A corporate executive stands accused of a terrible crime in this searing legal drama from the bestselling author of A Covenant with Death
The managing director of a popular West Coast television network, Joseph Harrison has everything a man could want: a successful career, a loving family, the promise of a bright and prosperous future. His life is one happy circumstance after another—until the fateful evening he gets behind the wheel after drinking three martinis and hits a pedestrian. Arraigned on charges of manslaughter, Harrison knows that his perfect world is lost forever.
But no one seems to think he should pay for his crime. Not the chairman of the network’s board of directors, who immediately hires a slick Hollywood attorney to defend Harrison. Not the eyewitnesses to the accident, whose testimonies suddenly change when they step inside the courtroom. Not even the judge, who is pressured by the powerful interests that stand behind the defendant. Only Harrison believes that he should face the consequences—but is he brave enough to proclaim his guilt when the entire system wants to declare him innocent?

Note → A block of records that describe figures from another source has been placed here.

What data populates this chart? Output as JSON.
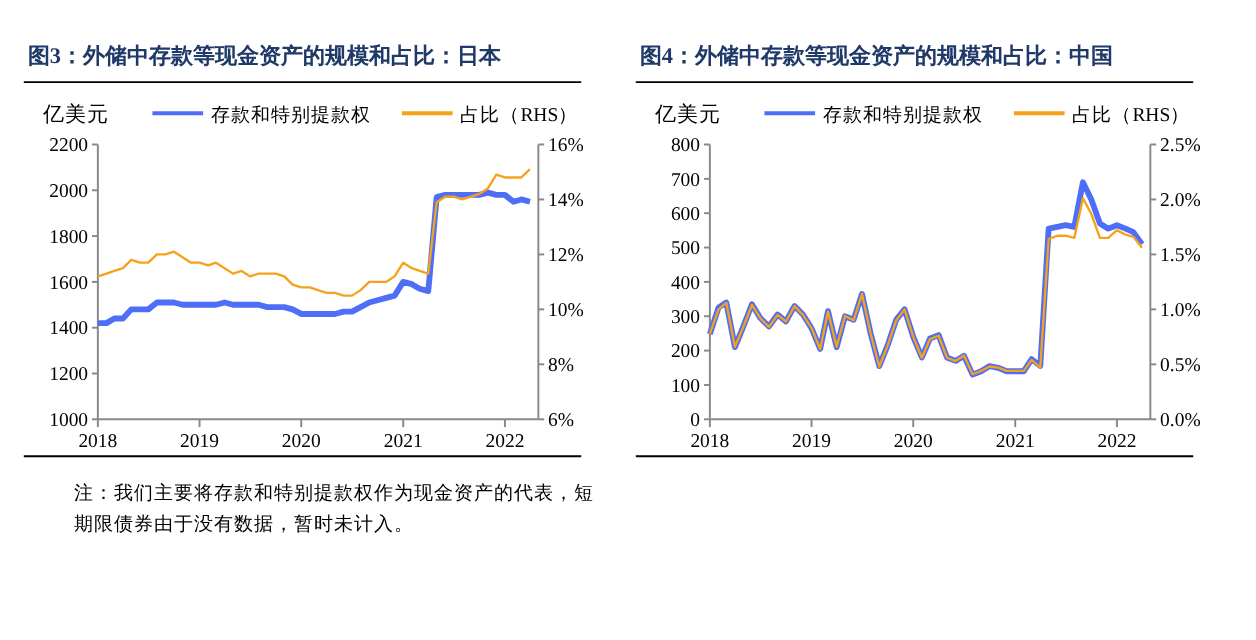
{
  "chart_data": [
    {
      "type": "line",
      "title": "图3：外储中存款等现金资产的规模和占比：日本",
      "ylabel": "亿美元",
      "legend": "top",
      "x": [
        "2018-01",
        "2018-02",
        "2018-03",
        "2018-04",
        "2018-05",
        "2018-06",
        "2018-07",
        "2018-08",
        "2018-09",
        "2018-10",
        "2018-11",
        "2018-12",
        "2019-01",
        "2019-02",
        "2019-03",
        "2019-04",
        "2019-05",
        "2019-06",
        "2019-07",
        "2019-08",
        "2019-09",
        "2019-10",
        "2019-11",
        "2019-12",
        "2020-01",
        "2020-02",
        "2020-03",
        "2020-04",
        "2020-05",
        "2020-06",
        "2020-07",
        "2020-08",
        "2020-09",
        "2020-10",
        "2020-11",
        "2020-12",
        "2021-01",
        "2021-02",
        "2021-03",
        "2021-04",
        "2021-05",
        "2021-06",
        "2021-07",
        "2021-08",
        "2021-09",
        "2021-10",
        "2021-11",
        "2021-12",
        "2022-01",
        "2022-02",
        "2022-03",
        "2022-04"
      ],
      "xlim": [
        "2018-01",
        "2022-05"
      ],
      "xticks": [
        "2018",
        "2019",
        "2020",
        "2021",
        "2022"
      ],
      "ylim": [
        1000,
        2200
      ],
      "yticks": [
        1000,
        1200,
        1400,
        1600,
        1800,
        2000,
        2200
      ],
      "y2lim": [
        6,
        16
      ],
      "y2ticks": [
        {
          "value": 6,
          "label": "6%"
        },
        {
          "value": 8,
          "label": "8%"
        },
        {
          "value": 10,
          "label": "10%"
        },
        {
          "value": 12,
          "label": "12%"
        },
        {
          "value": 14,
          "label": "14%"
        },
        {
          "value": 16,
          "label": "16%"
        }
      ],
      "series": [
        {
          "name": "存款和特别提款权",
          "color": "#4f6ef7",
          "values": [
            1420,
            1420,
            1440,
            1440,
            1480,
            1480,
            1480,
            1510,
            1510,
            1510,
            1500,
            1500,
            1500,
            1500,
            1500,
            1510,
            1500,
            1500,
            1500,
            1500,
            1490,
            1490,
            1490,
            1480,
            1460,
            1460,
            1460,
            1460,
            1460,
            1470,
            1470,
            1490,
            1510,
            1520,
            1530,
            1540,
            1600,
            1590,
            1570,
            1560,
            1970,
            1980,
            1980,
            1980,
            1980,
            1980,
            1990,
            1980,
            1980,
            1950,
            1960,
            1950
          ]
        },
        {
          "name": "占比（RHS）",
          "color": "#f5a21b",
          "axis": "y2",
          "values": [
            11.2,
            11.3,
            11.4,
            11.5,
            11.8,
            11.7,
            11.7,
            12.0,
            12.0,
            12.1,
            11.9,
            11.7,
            11.7,
            11.6,
            11.7,
            11.5,
            11.3,
            11.4,
            11.2,
            11.3,
            11.3,
            11.3,
            11.2,
            10.9,
            10.8,
            10.8,
            10.7,
            10.6,
            10.6,
            10.5,
            10.5,
            10.7,
            11.0,
            11.0,
            11.0,
            11.2,
            11.7,
            11.5,
            11.4,
            11.3,
            13.9,
            14.1,
            14.1,
            14.0,
            14.1,
            14.2,
            14.4,
            14.9,
            14.8,
            14.8,
            14.8,
            15.1
          ]
        }
      ],
      "annotations": [
        "注：我们主要将存款和特别提款权作为现金资产的代表，短期限债券由于没有数据，暂时未计入。"
      ]
    },
    {
      "type": "line",
      "title": "图4：外储中存款等现金资产的规模和占比：中国",
      "ylabel": "亿美元",
      "legend": "top",
      "x": [
        "2018-01",
        "2018-02",
        "2018-03",
        "2018-04",
        "2018-05",
        "2018-06",
        "2018-07",
        "2018-08",
        "2018-09",
        "2018-10",
        "2018-11",
        "2018-12",
        "2019-01",
        "2019-02",
        "2019-03",
        "2019-04",
        "2019-05",
        "2019-06",
        "2019-07",
        "2019-08",
        "2019-09",
        "2019-10",
        "2019-11",
        "2019-12",
        "2020-01",
        "2020-02",
        "2020-03",
        "2020-04",
        "2020-05",
        "2020-06",
        "2020-07",
        "2020-08",
        "2020-09",
        "2020-10",
        "2020-11",
        "2020-12",
        "2021-01",
        "2021-02",
        "2021-03",
        "2021-04",
        "2021-05",
        "2021-06",
        "2021-07",
        "2021-08",
        "2021-09",
        "2021-10",
        "2021-11",
        "2021-12",
        "2022-01",
        "2022-02",
        "2022-03",
        "2022-04"
      ],
      "xlim": [
        "2018-01",
        "2022-05"
      ],
      "xticks": [
        "2018",
        "2019",
        "2020",
        "2021",
        "2022"
      ],
      "ylim": [
        0,
        800
      ],
      "yticks": [
        0,
        100,
        200,
        300,
        400,
        500,
        600,
        700,
        800
      ],
      "y2lim": [
        0,
        2.5
      ],
      "y2ticks": [
        {
          "value": 0,
          "label": "0.0%"
        },
        {
          "value": 0.5,
          "label": "0.5%"
        },
        {
          "value": 1,
          "label": "1.0%"
        },
        {
          "value": 1.5,
          "label": "1.5%"
        },
        {
          "value": 2,
          "label": "2.0%"
        },
        {
          "value": 2.5,
          "label": "2.5%"
        }
      ],
      "series": [
        {
          "name": "存款和特别提款权",
          "color": "#4f6ef7",
          "values": [
            248,
            325,
            340,
            210,
            270,
            335,
            295,
            270,
            305,
            285,
            330,
            305,
            265,
            205,
            315,
            210,
            300,
            290,
            365,
            250,
            155,
            215,
            290,
            320,
            240,
            180,
            235,
            245,
            180,
            170,
            185,
            130,
            140,
            155,
            150,
            140,
            140,
            140,
            175,
            155,
            555,
            560,
            565,
            560,
            690,
            640,
            570,
            555,
            565,
            555,
            545,
            510
          ]
        },
        {
          "name": "占比（RHS）",
          "color": "#f5a21b",
          "axis": "y2",
          "values": [
            0.78,
            1.0,
            1.06,
            0.66,
            0.84,
            1.04,
            0.92,
            0.84,
            0.95,
            0.89,
            1.03,
            0.95,
            0.83,
            0.64,
            0.98,
            0.66,
            0.94,
            0.9,
            1.14,
            0.78,
            0.48,
            0.67,
            0.9,
            1.0,
            0.75,
            0.56,
            0.73,
            0.76,
            0.56,
            0.53,
            0.58,
            0.41,
            0.44,
            0.48,
            0.47,
            0.44,
            0.44,
            0.44,
            0.54,
            0.47,
            1.64,
            1.67,
            1.67,
            1.65,
            2.01,
            1.87,
            1.65,
            1.65,
            1.72,
            1.68,
            1.66,
            1.56
          ]
        }
      ]
    }
  ]
}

A dramatic portrait of one man’s moral crisis and a blistering indictment of the influence of money and power in America, Juice is a masterful novel of suspense from one of the twentieth century’s most original and captivating authors.
Stephen Becker (1927–1999) was an American author, translator, and teacher whose published works include eleven novels and the English translations of Elie Wiesel’s The Town Behind the Wall and André Malraux’s The Conquerors. He was born in Mount Vernon, New York, and after serving in World War II, he graduated from Harvard University and studied in Peking and Paris, where he was friends with the novelist Richard Wright and learned French in part by reading detective novels. The recipient of a Guggenheim Fellowship and a grant from the National Endowment for the Arts, Becker taught at numerous schools throughout the United States, including the University of Iowa, Bennington College, and the University of Central Florida in Orlando. His best-known works include A Covenant with Death (1965), which was adapted into a Warner Brothers film starring Gene Hackman and George Maharis; When the War Is Over (1969), a Civil War novel based on the true story of a teenage Confederate soldier executed more than a month after Lee’s surrender; and the Far East trilogy of literary adventure novels: The Chinese Bandit (1975), The Last Mandarin (1979), and The Blue-Eyed Shan (1982).